Ana Lúcia Pastore Schritzmeyer é professora do Departamento de Antropologia da USP e coordenadora do Núcleo de Antropologia do Direito.
Como você começa o seu dia? Você tem uma rotina matinal?
Eu gosto de acordar sem despertador, depois de umas oito horas de sono, preferencialmente por volta das 8h, mas durmo proporcionalmente até mais tarde se vou me deitar depois da meia-noite e não tenho compromissos pela manhã.
Às vezes, quando tenho insônia e me vem à mente ideias ou lembranças que considero valiosas, ou quando desperto e me recordo de um sonho, faço registros em um caderninho ou no celular que sempre ficam ao lado da cama para, depois, surpreender-me comigo mesma.
Logo que eu me levanto, gosto de tomar uma caneca de café com leite, acompanhada de torradas com manteiga, uma fruta e cereais com iogurte, rotina que não me toma muito tempo, mas durante a qual, se estou sozinha, vou pensando, em silêncio, no que farei em seguida. Não costumo ler, ouvir música ou ver TV durante o café da manhã, embora, quando eu viaje, a trabalho ou em férias, goste de apreciar um café da manhã mais lauto e demorado, eventualmente com algum noticiário ou música ao fundo. Em casa, depois que lavo a louça do café, arrumo a cama “do meu jeito” (lençóis bem esticados e presos): acho que esse é o meu TOC. Feito isso, estou pronta para o que der e vier, exceto exercícios físicos “pesados”. Detesto academias de ginástica.

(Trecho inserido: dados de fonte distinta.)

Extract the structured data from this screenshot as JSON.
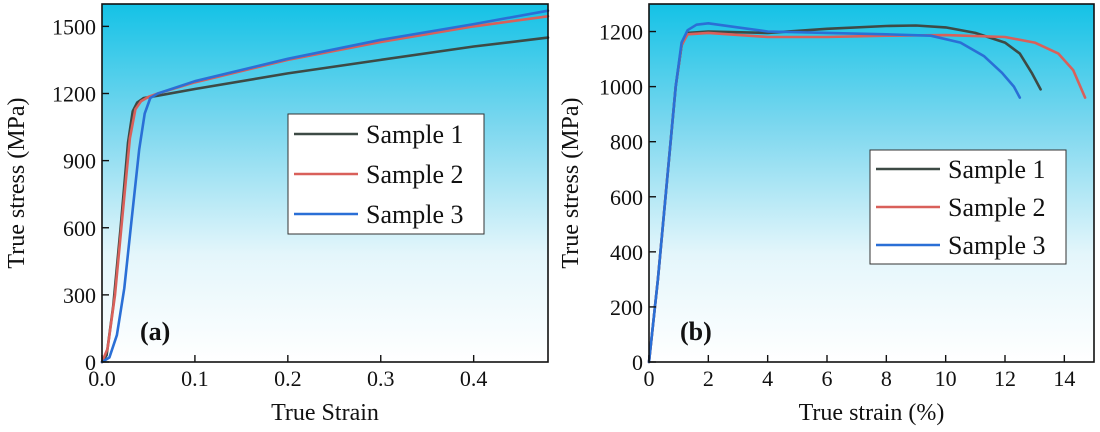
{
  "chart_data": [
    {
      "type": "line",
      "panel_label": "(a)",
      "xlabel": "True Strain",
      "ylabel": "True stress (MPa)",
      "xlim": [
        0,
        0.48
      ],
      "ylim": [
        0,
        1600
      ],
      "xticks": [
        0.0,
        0.1,
        0.2,
        0.3,
        0.4
      ],
      "xtick_labels": [
        "0.0",
        "0.1",
        "0.2",
        "0.3",
        "0.4"
      ],
      "yticks": [
        0,
        300,
        600,
        900,
        1200,
        1500
      ],
      "ytick_labels": [
        "0",
        "300",
        "600",
        "900",
        "1200",
        "1500"
      ],
      "grid": false,
      "legend_position": "right-middle",
      "series": [
        {
          "name": "Sample 1",
          "color": "#3d4a45",
          "points": [
            [
              0,
              0
            ],
            [
              0.005,
              30
            ],
            [
              0.012,
              250
            ],
            [
              0.02,
              600
            ],
            [
              0.028,
              980
            ],
            [
              0.033,
              1120
            ],
            [
              0.038,
              1160
            ],
            [
              0.045,
              1180
            ],
            [
              0.06,
              1190
            ],
            [
              0.1,
              1220
            ],
            [
              0.2,
              1290
            ],
            [
              0.3,
              1350
            ],
            [
              0.4,
              1410
            ],
            [
              0.48,
              1450
            ]
          ]
        },
        {
          "name": "Sample 2",
          "color": "#d9605a",
          "points": [
            [
              0,
              0
            ],
            [
              0.006,
              60
            ],
            [
              0.014,
              300
            ],
            [
              0.022,
              650
            ],
            [
              0.03,
              1000
            ],
            [
              0.036,
              1130
            ],
            [
              0.042,
              1165
            ],
            [
              0.05,
              1185
            ],
            [
              0.06,
              1200
            ],
            [
              0.1,
              1250
            ],
            [
              0.2,
              1350
            ],
            [
              0.3,
              1430
            ],
            [
              0.4,
              1500
            ],
            [
              0.48,
              1545
            ]
          ]
        },
        {
          "name": "Sample 3",
          "color": "#2a6fd6",
          "points": [
            [
              0,
              0
            ],
            [
              0.008,
              20
            ],
            [
              0.016,
              120
            ],
            [
              0.024,
              330
            ],
            [
              0.032,
              640
            ],
            [
              0.04,
              950
            ],
            [
              0.046,
              1110
            ],
            [
              0.052,
              1180
            ],
            [
              0.06,
              1200
            ],
            [
              0.1,
              1255
            ],
            [
              0.2,
              1355
            ],
            [
              0.3,
              1440
            ],
            [
              0.4,
              1510
            ],
            [
              0.48,
              1570
            ]
          ]
        }
      ]
    },
    {
      "type": "line",
      "panel_label": "(b)",
      "xlabel": "True strain (%)",
      "ylabel": "True stress (MPa)",
      "xlim": [
        0,
        15
      ],
      "ylim": [
        0,
        1300
      ],
      "xticks": [
        0,
        2,
        4,
        6,
        8,
        10,
        12,
        14
      ],
      "xtick_labels": [
        "0",
        "2",
        "4",
        "6",
        "8",
        "10",
        "12",
        "14"
      ],
      "yticks": [
        0,
        200,
        400,
        600,
        800,
        1000,
        1200
      ],
      "ytick_labels": [
        "0",
        "200",
        "400",
        "600",
        "800",
        "1000",
        "1200"
      ],
      "grid": false,
      "legend_position": "right-middle",
      "series": [
        {
          "name": "Sample 1",
          "color": "#3d4a45",
          "points": [
            [
              0,
              0
            ],
            [
              0.3,
              300
            ],
            [
              0.6,
              650
            ],
            [
              0.9,
              1000
            ],
            [
              1.1,
              1150
            ],
            [
              1.3,
              1195
            ],
            [
              2,
              1200
            ],
            [
              4,
              1195
            ],
            [
              6,
              1210
            ],
            [
              8,
              1220
            ],
            [
              9,
              1222
            ],
            [
              10,
              1215
            ],
            [
              11,
              1195
            ],
            [
              12,
              1160
            ],
            [
              12.5,
              1120
            ],
            [
              12.9,
              1050
            ],
            [
              13.2,
              990
            ]
          ]
        },
        {
          "name": "Sample 2",
          "color": "#d9605a",
          "points": [
            [
              0,
              0
            ],
            [
              0.3,
              300
            ],
            [
              0.6,
              650
            ],
            [
              0.9,
              1000
            ],
            [
              1.1,
              1150
            ],
            [
              1.3,
              1190
            ],
            [
              2,
              1195
            ],
            [
              4,
              1180
            ],
            [
              6,
              1180
            ],
            [
              8,
              1185
            ],
            [
              10,
              1187
            ],
            [
              12,
              1180
            ],
            [
              13,
              1160
            ],
            [
              13.8,
              1120
            ],
            [
              14.3,
              1060
            ],
            [
              14.7,
              960
            ]
          ]
        },
        {
          "name": "Sample 3",
          "color": "#2a6fd6",
          "points": [
            [
              0,
              0
            ],
            [
              0.3,
              300
            ],
            [
              0.6,
              650
            ],
            [
              0.9,
              1000
            ],
            [
              1.1,
              1160
            ],
            [
              1.3,
              1205
            ],
            [
              1.6,
              1225
            ],
            [
              2,
              1230
            ],
            [
              3,
              1215
            ],
            [
              4,
              1200
            ],
            [
              6,
              1195
            ],
            [
              8,
              1190
            ],
            [
              9.5,
              1185
            ],
            [
              10.5,
              1160
            ],
            [
              11.3,
              1110
            ],
            [
              11.9,
              1050
            ],
            [
              12.3,
              1000
            ],
            [
              12.5,
              960
            ]
          ]
        }
      ]
    }
  ]
}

Em que hora do dia você sente que trabalha melhor? Você tem algum ritual de preparação para a escrita?
Não há uma hora do dia em que eu sinta que trabalhe melhor. Posso render bem pela manhã, à tarde ou à noite. O que faz a diferença é eu poder me concentrar em meu escritório-biblioteca. Como isso é mais comum no início da manhã, entre o almoço e a janta e depois das 21h, normalmente é nesses períodos que trabalho melhor. Mas eu me divido entre múltiplas tarefas que me exigem de modos diversos. Algumas podem ser feitas em curtos intervalos, como responder a e-mails e mensagens no celular. Outras, que me demandam mais tempo e concentração, como a leitura ou a escrita de um artigo ou capítulo de livro ou ainda o preparo de uma aula ou palestra, geralmente me fazem arrumar a mesa de trabalho e deixar espaços vazios ao meu redor para que, aos poucos, eu os vá preenchendo com livros e cadernos. Quando eu realmente mergulho em uma leitura ou escrita, o que gosto de fazer sentada à frente da minha mesa de trabalho, só me mexo quando o meu corpo sinaliza que fiquei tempo demais parada na mesma posição. Água, uma chaleira elétrica, chás e uma barra de chocolate estão sempre ao meu alcance.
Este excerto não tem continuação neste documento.